26, No. 19, May 3, 2007
‘Benefit Choice’ continues
through May 31
The annual Benefit Choice Enrollment period continues through May 31. This is the only time during the year when all benefit-eligible employees may make changes to their state of Illinois benefit plans and coverage levels without a qualifying event requirement.
This also is the time when employees may enroll or re-enroll in the Flexible Spending Account (FSA) for the 2007-2008 plan year. Employees must enroll in the FSA each year during the annual Benefit Choice period to take advantage of this benefit, even if they are currently enrolled in the program.
Benefit Choice changes must be completed by May 31, and will become effective July 1.
To make enrollment changes or for more information, visit NESSIE, select the Benefits tab along the top of the page and then select Benefit Choice from the menu. Employees must use NESSIE to make any benefit-enrollment changes. Changes will be accepted online until midnight May 31. Employees with questions about their benefit options may contact the Benefits Service Center Office, firstname.lastname@example.org or 333-3111.
What can be changed
During Benefit Choice, you may make the following changes to the state benefits plans and coverage levels:
- Change Health Plans.
- Opt out of the state group health insurance plan (if you have other non-state group coverage).
- Opt out of or rejoin the dental plan.
- Add/drop dependents to/from your health and dental plan.
- Change optional state life insurance.
- Change accidental death and dismemberment coverage.
- Add/drop spouse or child life coverage.
- Enroll registered same-sex domestic partner in state group health insurance plan.
- Enroll or re-enroll in Flexible Spending Accounts (indicate or change the contribution to your Medical Care Assistance Plan or Dependent Care Assistance Plan).
Please take note of the following items for the 2007 Benefit Choice Enrollment Period. Further information will be provided in the Benefit Choice Options Booklet that CMS will mail directly to each employee’s home.
- All current health plans, including the Quality Care Health Plan and all current managed-care health plans, will again be available.

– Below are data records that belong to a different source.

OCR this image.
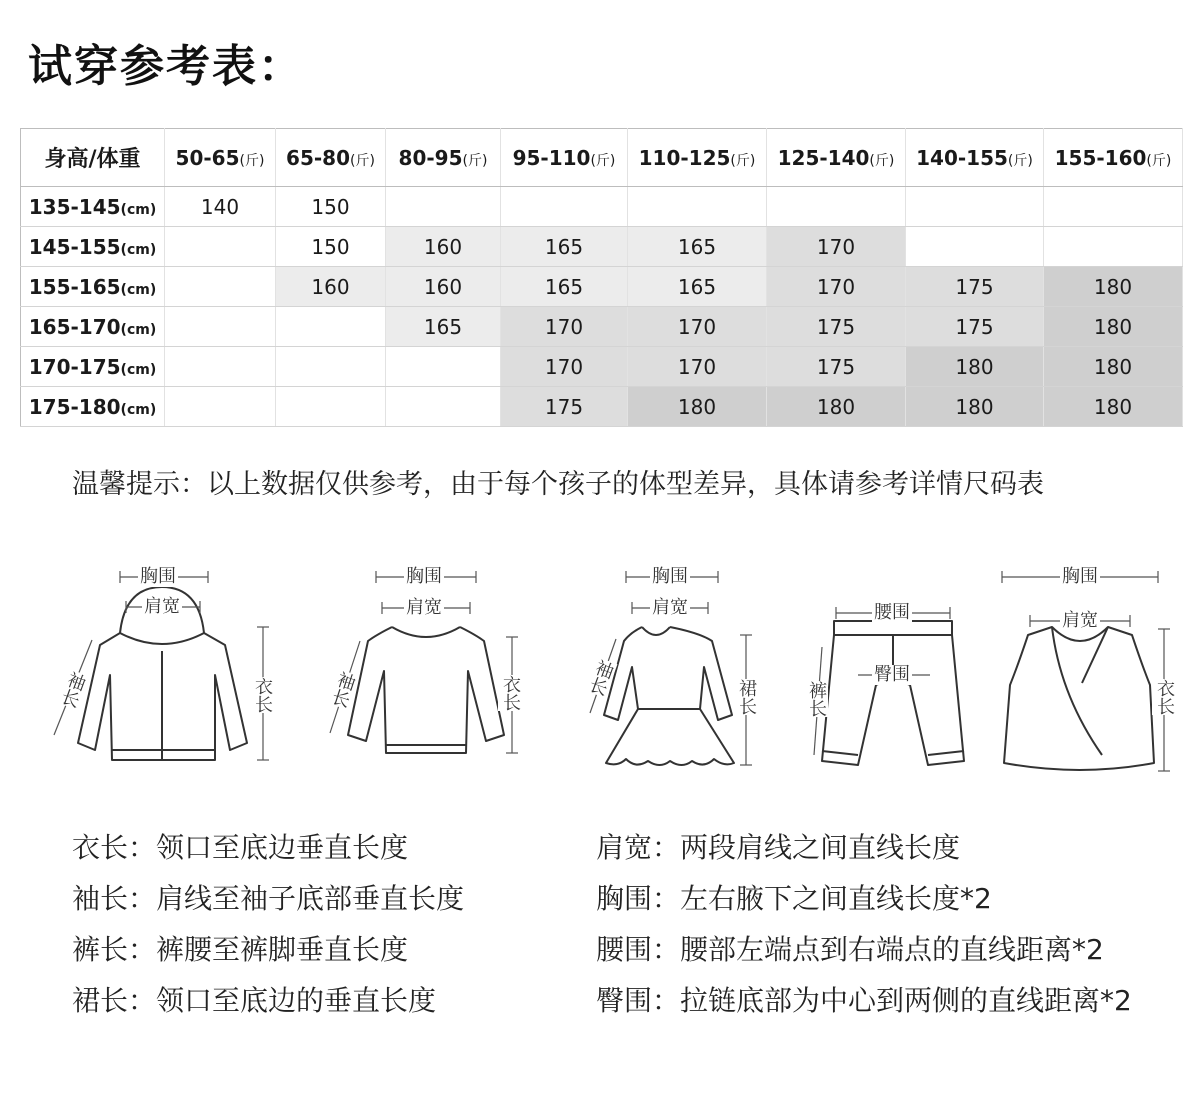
试穿参考表：
身高/体重	50-65(斤)	65-80(斤)	80-95(斤)	95-110(斤)	110-125(斤)	125-140(斤)	140-155(斤)	155-160(斤)
135-145(cm)	140	150						
145-155(cm)		150	160	165	165	170		
155-165(cm)		160	160	165	165	170	175	180
165-170(cm)			165	170	170	175	175	180
170-175(cm)				170	170	175	180	180
175-180(cm)				175	180	180	180	180
温馨提示：以上数据仅供参考，由于每个孩子的体型差异，具体请参考详情尺码表
胸围
肩宽
衣长
袖长
胸围
肩宽
衣长
袖长
胸围
肩宽
裙长
袖长
腰围
臀围
裤长
胸围
肩宽
衣长
衣长：领口至底边垂直长度
袖长：肩线至袖子底部垂直长度
裤长：裤腰至裤脚垂直长度
裙长：领口至底边的垂直长度
肩宽：两段肩线之间直线长度
胸围：左右腋下之间直线长度*2
腰围：腰部左端点到右端点的直线距离*2
臀围：拉链底部为中心到两侧的直线距离*2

- While there will be no changes to available health plans this year, employees will notice changes in deductibles, co-payments, out-of-pocket maximums and premiums. The monthly health plan contributions have increased for both employee and dependent coverage. Employees enrolled in the managed-care plans will notice a $4/month increase for themselves and a $4/month increase for dependent coverage. Quality Care premiums have increased $6/month for employee coverage and $10/month for dependent coverage.

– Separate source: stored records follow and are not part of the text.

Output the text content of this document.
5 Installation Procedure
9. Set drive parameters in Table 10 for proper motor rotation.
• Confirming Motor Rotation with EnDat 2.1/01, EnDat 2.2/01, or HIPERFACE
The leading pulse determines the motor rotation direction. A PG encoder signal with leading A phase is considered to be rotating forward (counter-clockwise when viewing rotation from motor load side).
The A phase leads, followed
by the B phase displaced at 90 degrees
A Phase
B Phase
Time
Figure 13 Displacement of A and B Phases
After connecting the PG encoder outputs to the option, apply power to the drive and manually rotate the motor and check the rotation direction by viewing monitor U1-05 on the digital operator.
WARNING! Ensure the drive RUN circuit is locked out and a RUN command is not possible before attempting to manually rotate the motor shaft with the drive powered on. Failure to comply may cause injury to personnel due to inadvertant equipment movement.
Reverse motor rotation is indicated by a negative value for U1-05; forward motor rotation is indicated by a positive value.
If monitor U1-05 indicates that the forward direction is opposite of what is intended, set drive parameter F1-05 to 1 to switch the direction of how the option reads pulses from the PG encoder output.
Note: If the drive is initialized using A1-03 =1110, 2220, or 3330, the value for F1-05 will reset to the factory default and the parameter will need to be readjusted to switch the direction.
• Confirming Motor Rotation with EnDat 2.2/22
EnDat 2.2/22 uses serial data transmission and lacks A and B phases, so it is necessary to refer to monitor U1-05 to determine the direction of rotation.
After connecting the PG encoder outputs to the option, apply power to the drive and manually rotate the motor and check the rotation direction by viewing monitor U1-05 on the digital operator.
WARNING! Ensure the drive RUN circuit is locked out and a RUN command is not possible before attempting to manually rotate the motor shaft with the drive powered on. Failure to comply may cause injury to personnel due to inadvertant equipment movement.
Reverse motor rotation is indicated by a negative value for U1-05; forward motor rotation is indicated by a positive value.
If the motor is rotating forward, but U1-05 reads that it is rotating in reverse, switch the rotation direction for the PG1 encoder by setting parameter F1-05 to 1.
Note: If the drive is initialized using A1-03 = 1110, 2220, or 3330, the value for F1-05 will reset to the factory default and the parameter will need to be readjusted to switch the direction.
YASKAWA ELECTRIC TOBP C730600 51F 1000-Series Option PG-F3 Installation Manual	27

- Although the monthly contribution for the Quality Care Dental Plan (QCDP) has remained the same, the coverage has been expanded to include dental implants, inlays, onlays and adult sealants.
- Contributions for the state Optional Life Plan have changed, resulting in decreased monthly payments for employees age 40-44 and 50 and above.
- A grace period has been implemented for the Flexible Spending Account – Medical Care Assistance Plan. Employees enrolled in this plan may now incur eligible medical, vision and dental expenses through Sept. 15 of each year and have them reimbursed from their previous plan year account balance.